What does quality teach us?

Nelt avatar Nelt 19.02.2024.

Author: Sara Fetic Mujagic, Quality Management Associate, Montenomaks

Quality – in the corporate sense is very well defined, often inflexible, a bit dull, but highly important for business. What does it teach us?

Conditions that need to be met, so that the company maintains the level required by the market at all times. Quality ensures that what we produce is useful, efficient, healthy and safe. It saves our time, money and energy. It enables us to be recognized as a company that provides added value to our product and service users, and as a company that is constantly working on improvement.

However, if we study the principles of quality in more detail, we will realize that we can also easily implement them for the needs of our personal growth and development – with guaranteed success.

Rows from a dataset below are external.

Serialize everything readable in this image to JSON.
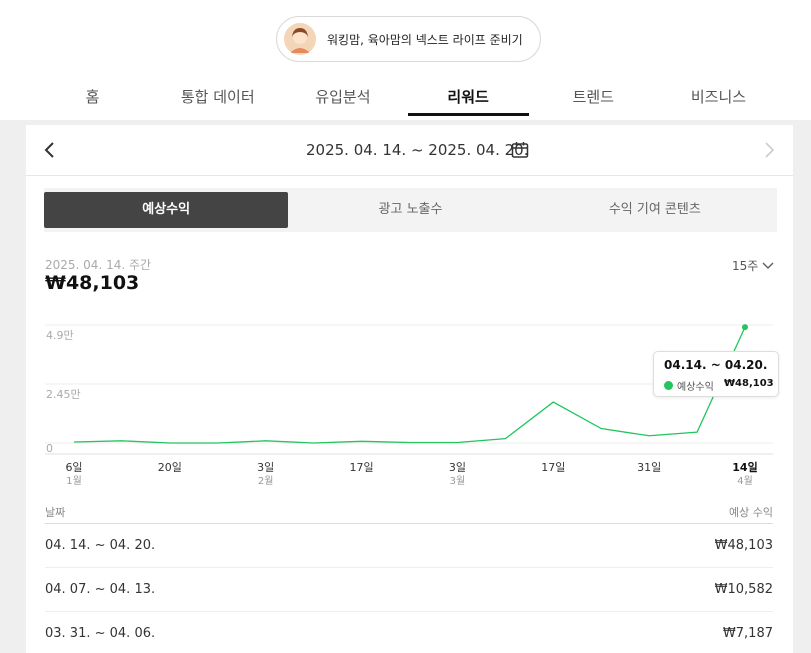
{
  "header": {
    "blog_name": "워킹맘, 육아맘의 넥스트 라이프 준비기",
    "avatar_icon": "profile-avatar"
  },
  "nav": {
    "tabs": [
      {
        "label": "홈",
        "active": false
      },
      {
        "label": "통합 데이터",
        "active": false
      },
      {
        "label": "유입분석",
        "active": false
      },
      {
        "label": "리워드",
        "active": true
      },
      {
        "label": "트렌드",
        "active": false
      },
      {
        "label": "비즈니스",
        "active": false
      }
    ]
  },
  "date_nav": {
    "range": "2025. 04. 14. ~ 2025. 04. 20.",
    "prev_icon": "chevron-left-icon",
    "next_icon": "chevron-right-icon",
    "calendar_icon": "calendar-icon"
  },
  "segments": [
    {
      "label": "예상수익",
      "active": true
    },
    {
      "label": "광고 노출수",
      "active": false
    },
    {
      "label": "수익 기여 콘텐츠",
      "active": false
    }
  ],
  "summary": {
    "week_label": "2025. 04. 14. 주간",
    "value": "₩48,103",
    "period_select": "15주"
  },
  "chart_data": {
    "type": "line",
    "series": [
      {
        "name": "예상수익",
        "color": "#22c55e",
        "values": [
          400,
          900,
          0,
          0,
          900,
          0,
          700,
          200,
          200,
          1800,
          17000,
          6000,
          3000,
          4500,
          48103
        ]
      }
    ],
    "y_ticks": [
      {
        "value": 49000,
        "label": "4.9만"
      },
      {
        "value": 24500,
        "label": "2.45만"
      },
      {
        "value": 0,
        "label": "0"
      }
    ],
    "ylim": [
      0,
      49000
    ],
    "x_ticks": [
      {
        "index": 0,
        "day": "6일",
        "month": "1월"
      },
      {
        "index": 2,
        "day": "20일",
        "month": ""
      },
      {
        "index": 4,
        "day": "3일",
        "month": "2월"
      },
      {
        "index": 6,
        "day": "17일",
        "month": ""
      },
      {
        "index": 8,
        "day": "3일",
        "month": "3월"
      },
      {
        "index": 10,
        "day": "17일",
        "month": ""
      },
      {
        "index": 12,
        "day": "31일",
        "month": ""
      },
      {
        "index": 14,
        "day": "14일",
        "month": "4월",
        "bold": true
      }
    ],
    "tooltip": {
      "title": "04.14. ~ 04.20.",
      "series": "예상수익",
      "value": "₩48,103"
    }
  },
  "table": {
    "headers": {
      "date": "날짜",
      "revenue": "예상 수익"
    },
    "rows": [
      {
        "date": "04. 14. ~ 04. 20.",
        "revenue": "₩48,103"
      },
      {
        "date": "04. 07. ~ 04. 13.",
        "revenue": "₩10,582"
      },
      {
        "date": "03. 31. ~ 04. 06.",
        "revenue": "₩7,187"
      }
    ]
  }
}
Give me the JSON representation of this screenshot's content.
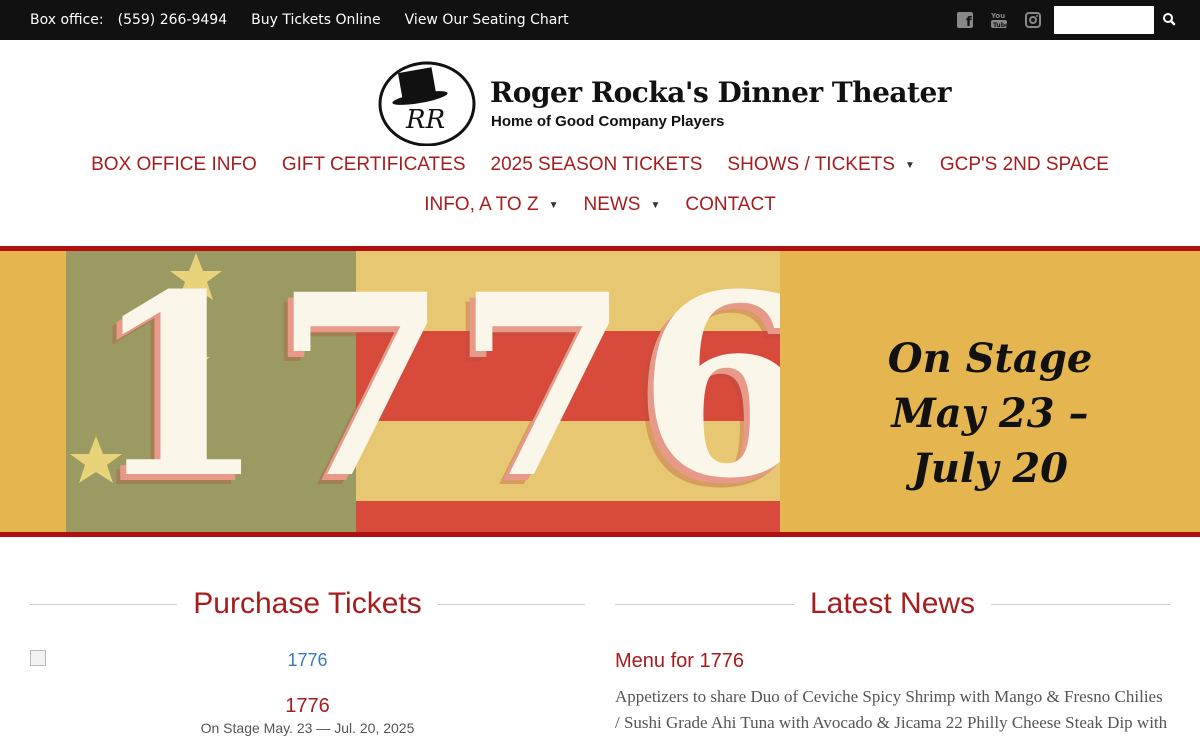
{
  "topbar": {
    "box_office_label": "Box office:",
    "phone": "(559) 266-9494",
    "buy_tickets": "Buy Tickets Online",
    "seating_chart": "View Our Seating Chart",
    "social": [
      {
        "icon": "facebook-icon",
        "glyph": "f"
      },
      {
        "icon": "youtube-icon",
        "glyph": "▶"
      },
      {
        "icon": "instagram-icon",
        "glyph": "◎"
      }
    ],
    "search_placeholder": ""
  },
  "header": {
    "logo_monogram": "RR",
    "title": "Roger Rocka's Dinner Theater",
    "subtitle": "Home of Good Company Players"
  },
  "nav": {
    "row1": [
      {
        "label": "BOX OFFICE INFO",
        "dropdown": false
      },
      {
        "label": "GIFT CERTIFICATES",
        "dropdown": false
      },
      {
        "label": "2025 SEASON TICKETS",
        "dropdown": false
      },
      {
        "label": "SHOWS / TICKETS",
        "dropdown": true
      },
      {
        "label": "GCP'S 2ND SPACE",
        "dropdown": false
      }
    ],
    "row2": [
      {
        "label": "INFO, A TO Z",
        "dropdown": true
      },
      {
        "label": "NEWS",
        "dropdown": true
      },
      {
        "label": "CONTACT",
        "dropdown": false
      }
    ]
  },
  "banner": {
    "year": "1776",
    "stage_line1": "On Stage",
    "stage_line2": "May 23 –",
    "stage_line3": "July 20"
  },
  "purchase": {
    "heading": "Purchase Tickets",
    "image_alt": "1776",
    "show_title": "1776",
    "show_dates": "On Stage May. 23 — Jul. 20, 2025"
  },
  "news": {
    "heading": "Latest News",
    "item_title": "Menu for 1776",
    "item_body": "Appetizers to share  Duo of Ceviche Spicy Shrimp with Mango & Fresno Chilies / Sushi Grade Ahi Tuna with Avocado & Jicama 22 Philly Cheese Steak Dip with"
  },
  "colors": {
    "brand_red": "#a51d1d",
    "banner_gold": "#e5b64f",
    "topbar_black": "#111111"
  }
}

I present to you the PDCA cycle, a model that shows the basis of  quality in four phases, through which each process will be realized with minimum risk and maximum effectiveness:

  1. Plan – A good plan is half the work that has to be done, experts say. If we really dedicate ourselves to thorough planning of an activity or process, the chances of its success increase rapidly. On the contrary, leaving things to chance, even trivial ones, leads to uncertainty and waste of time, and causes us unnecessary stress.

 

  1. Do – When we have everything planned, it’s time to take action. Starting an action increases motivation, and it is also the only known way to create the conditions for anything to get done. A small step, bit by bit, movement is crucial.

 

  1. Check – After starting the action, procedure analysis is something that will significantly reduce the chances of making mistakes, increase the feeling of control over the procedures and create opportunities for improvement. Just the awareness of something can often be enough to solve or get rid of problems that unnecessarily burden us.

 

  1. Act – Acting or improvement, although it comes last, is equally important. It provides strength and willpower for further struggle and progress. It represents the phase when we know exactly what needs to be done next time, so that the results will be perfect, if they are not already. If they are perfect, it indicates our readiness to move on to more complex tasks. In short, the reward of experience.

From all of the above, we can see that quality principles are not strictly a matter of corporate processes: standards, checks, procedures and rules. Quality is much more than that, it is a way of thinking and acting. The step and extra stride that separates excellent from good. We have witnessed this for 30 years in the Nelt Group, as the company which is the best representative of quality in the Western Balkans.

Therefore, let’s adopt what quality teaches us, for the purpose of your personal development, share  this with the people you care about and give your contribution so that  excellence which quality brings becomes part of the entire social community.